At February 15, 2007 6:38 PM, Blogger Bill Taylor said...

Your aversion to Richard of Orleans appears to be distorting your view of the facts, SH. Colin introduced the word Nazi here; I merely made an observation following on from that. And if you can bring yourself to visit Richard's blog, you won't only have to go by my account of what was written there.
My stated enjoyment of Richard's blog encompasses it as a whole; Over-all, I like what he's doing with it. I don't wish to speak for Louise but I imagine she feels the same way. I certainly don't agree with all his opinions -- if you're keeping up with this blog, you'll know we've been having a dispute here for a while -- but, by and large, I think what's he's doing is refreshing. And "cool."
If anyone has missed the point today, I fear that it's you.

 
At February 15, 2007 7:11 PM, Blogger SH said...

I have no reason to doubt your account, Bill Taylor, without checking it on Richard of Orleans' blog. My point was that "misplaced admiration" seemed to be what some other commentator was getting at, as regards whichever Mitford it was, and that person did not mention the "n" word. Richard of Orleans can produce a good post, but too often it is simply a rant, and frequently an ungrammatical one, against Britain, the British, the Americans and other Anglo-saxons, among whom you must count as well as himself. I read an article today in which it was stated that one in five Englishmen would prefer to have been born French (survey done just before Christmas). The writer went on to say that he felt not many Scots would "renounce their birthright" like that. Perhaps that's what colours my feelings!

I'm waiting with interest to hear what Richard has to say about today's announcement that de Villepin is actually presenting himself for election, and in Orleans!

 
At February 15, 2007 7:18 PM, Blogger Bill Taylor said...

The Mitford reference was in relation to Hitler, though, which is an overstatement entirely in line with the use of "nazi."
As I said here recently, like Richard I'm English by birth and there's no escaping that. But I very much regard myself as Canadian.
I'm sure Richard will make his feelings about de Villepin clear either here or on his own blog.

 
At February 15, 2007 7:32 PM, Blogger richard of orleans said...

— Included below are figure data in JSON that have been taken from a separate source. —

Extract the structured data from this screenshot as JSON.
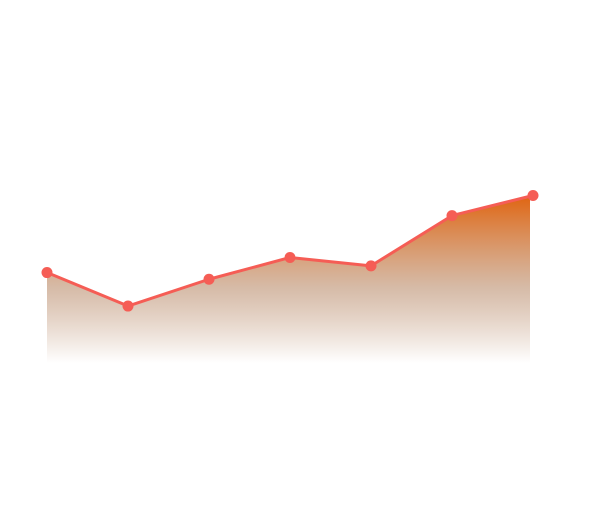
{
  "chart_data": {
    "type": "area",
    "x": [
      1,
      2,
      3,
      4,
      5,
      6,
      7
    ],
    "series": [
      {
        "values": [
          27,
          17,
          25,
          31.5,
          29,
          44,
          50
        ]
      }
    ],
    "ylim": [
      0,
      100
    ],
    "grid": false,
    "axes_visible": false,
    "colors": {
      "line": "#f55d55",
      "marker": "#f55d55",
      "fill_top": "#e06410",
      "fill_bottom": "#ffffff"
    }
  }
}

1) The French and Germans didn't stop being good engineers when they were under Nazi rule. Just as the English wouldn't become good engineers were that to happen. Should one not admire the engineering feat of the Pyramids and Stone Henge because slave labour was probably used?

2) From the Francs a Germanic people, to the Franco German empire of Charlemagne,on to the Franco German duchy of the Dukes of Burgundy, the exchanges of nationality of Alsace Lorraine and the lack of a natural frontier between our nations there are many reasons to believe we are natural allies. Not least of which the French find Germany the country to which they feel closest.
3) De Villepin is follwing a prestigious path. Both Pompidou and Barre were appointed Prime Minister
having not previously held an elected post. They were to become great elected politicians

 
At February 15, 2007 8:10 PM, Blogger SH said...

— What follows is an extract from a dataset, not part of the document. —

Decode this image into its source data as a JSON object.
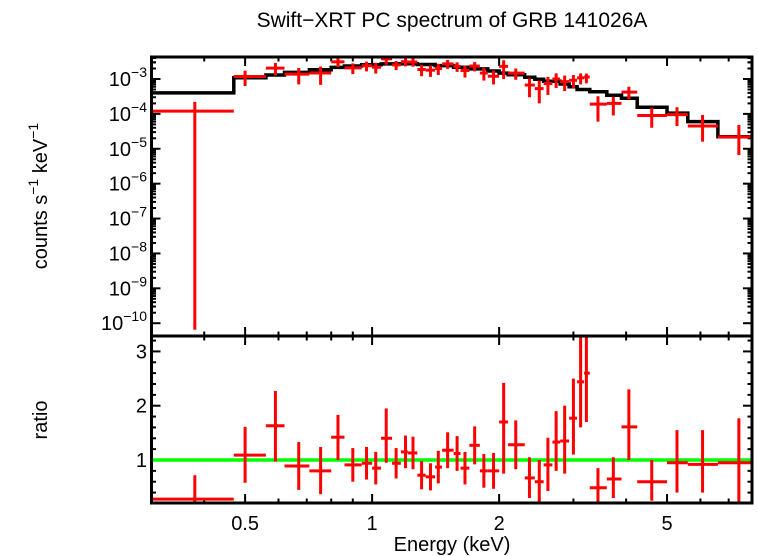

Well Richard, I obviously know the wrong sort of French people; some of them even think the Rhine is a natural barrier too!

So you think that de Villepin hopes to follow in distinguished footsteps. But surely he's standing as a UMP candidate? If Ségo wins, he's on the wrong side of the fence; and if Sarko wins, I can't really see him wanting to appoint de Villepin to any post. They haven't exactly been bosom buddies in the past. It will be interesting.

 
At February 15, 2007 9:51 PM, Blogger richard of orleans said...

Well the Rhine is easier to cross than the Loire, between North and South Orléans. I had my lunch today in a restaurant on the South bank and my dinner in a restaurant on the North bank.I don't recall too much energetic effort to get from my pichet of Côte du Rhône to my pichet of Beaujolais village.And now I am back home on the south bank.

As far as de Villepin is concerned, this is France it's nothing like the UK. He'll be found a suitable slot, probably not too close to Sarko at the beginning who is looking odds on with Ségo blowing up,but things happen or as Macmillan said events by dear fellow events. Besides everybody recognises he was the best foreign minister ever.